I also think that we need to look at the process whereby Ministers and Opposition are able to question impact assessments and how they are developed, as well as the independence of those assessments. I still find it problematic that impact assessments are prepared largely by the Department and the ministerial team that are promoting the legislation involved, rather than its being done independently. Had there been an independent impact assessment in this case, and time for a proper debate and for amendment as well, the House would probably not have agreed to take this course. When I look back, I think that the implications should have been drawn to the attention of the whole House. The impression given was that this would be focused on a small number of “hard case” tax avoiders or evaders, and their scheme promoters.
I agree with nearly everything that the right hon. Gentleman is saying, but why can we not address it now? Why can we not go back and put it right?
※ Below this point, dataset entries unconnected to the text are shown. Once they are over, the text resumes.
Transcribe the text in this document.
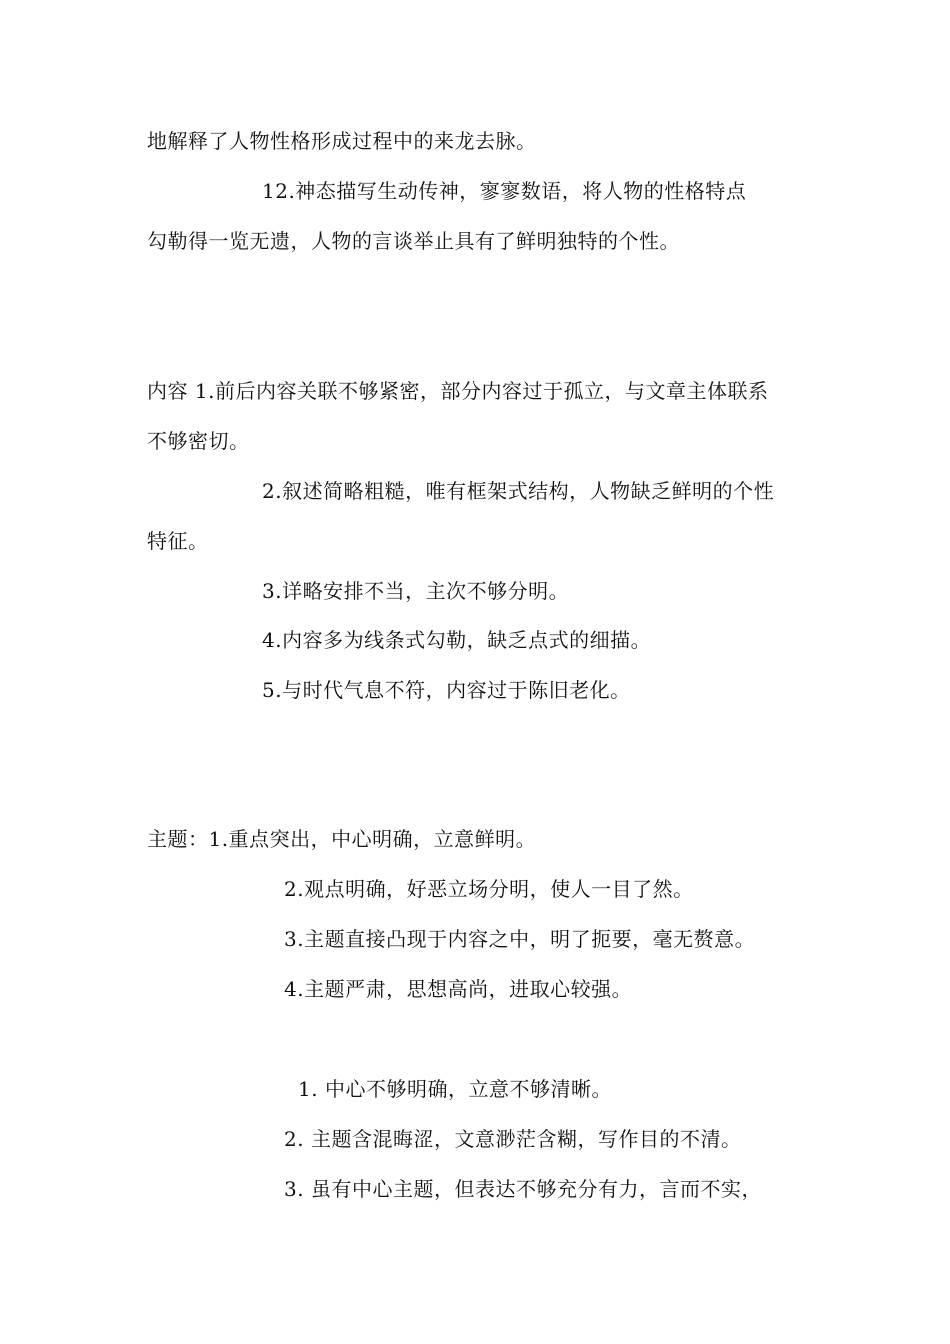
地解释了人物性格形成过程中的来龙去脉。
12.神态描写生动传神，寥寥数语，将人物的性格特点
勾勒得一览无遗，人物的言谈举止具有了鲜明独特的个性。
内容 1.前后内容关联不够紧密，部分内容过于孤立，与文章主体联系
不够密切。
2.叙述简略粗糙，唯有框架式结构，人物缺乏鲜明的个性
特征。
3.详略安排不当，主次不够分明。
4.内容多为线条式勾勒，缺乏点式的细描。
5.与时代气息不符，内容过于陈旧老化。
主题：1.重点突出，中心明确，立意鲜明。
2.观点明确，好恶立场分明，使人一目了然。
3.主题直接凸现于内容之中，明了扼要，毫无赘意。
4.主题严肃，思想高尚，进取心较强。
1. 中心不够明确，立意不够清晰。
2. 主题含混晦涩，文意渺茫含糊，写作目的不清。
3. 虽有中心主题，但表达不够充分有力，言而不实，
The point I am making is about enabling us to do that. I hope that some of the lessons being learned are learned not just by the whole House but by the Government as well, whichever party is in power. As soon as we introduce measures to fetter the role of individual Members of the House or the House as a whole, we open up the opportunity for mistakes to be made, because policies are not tested effectively in democratic debate in this Chamber.
I welcome the fact that reviews are to happen, but believe they should happen as a matter of urgency, if for no other reason than because I do not want to be here again in a few years’ time—we are now in 2024, and I do not want to be here again in 2026, 2027 or 2028—and find that we are in the same situation as we were in 2019. I do not want to find that more people have suffered and, worryingly, that more people may not be with us as a result of this because they have taken their own lives.
There is an element of urgency about rectifying this issue, and doing it with compassion and, in many instances, with clemency. That will enable us to focus properly on tackling tax avoidance and evasion, and also the institutional arrangements that exist to enable that to happen. We need to have a thorough debate in the House about our regulatory mechanisms, especially with regard to the accountancy and finance sector.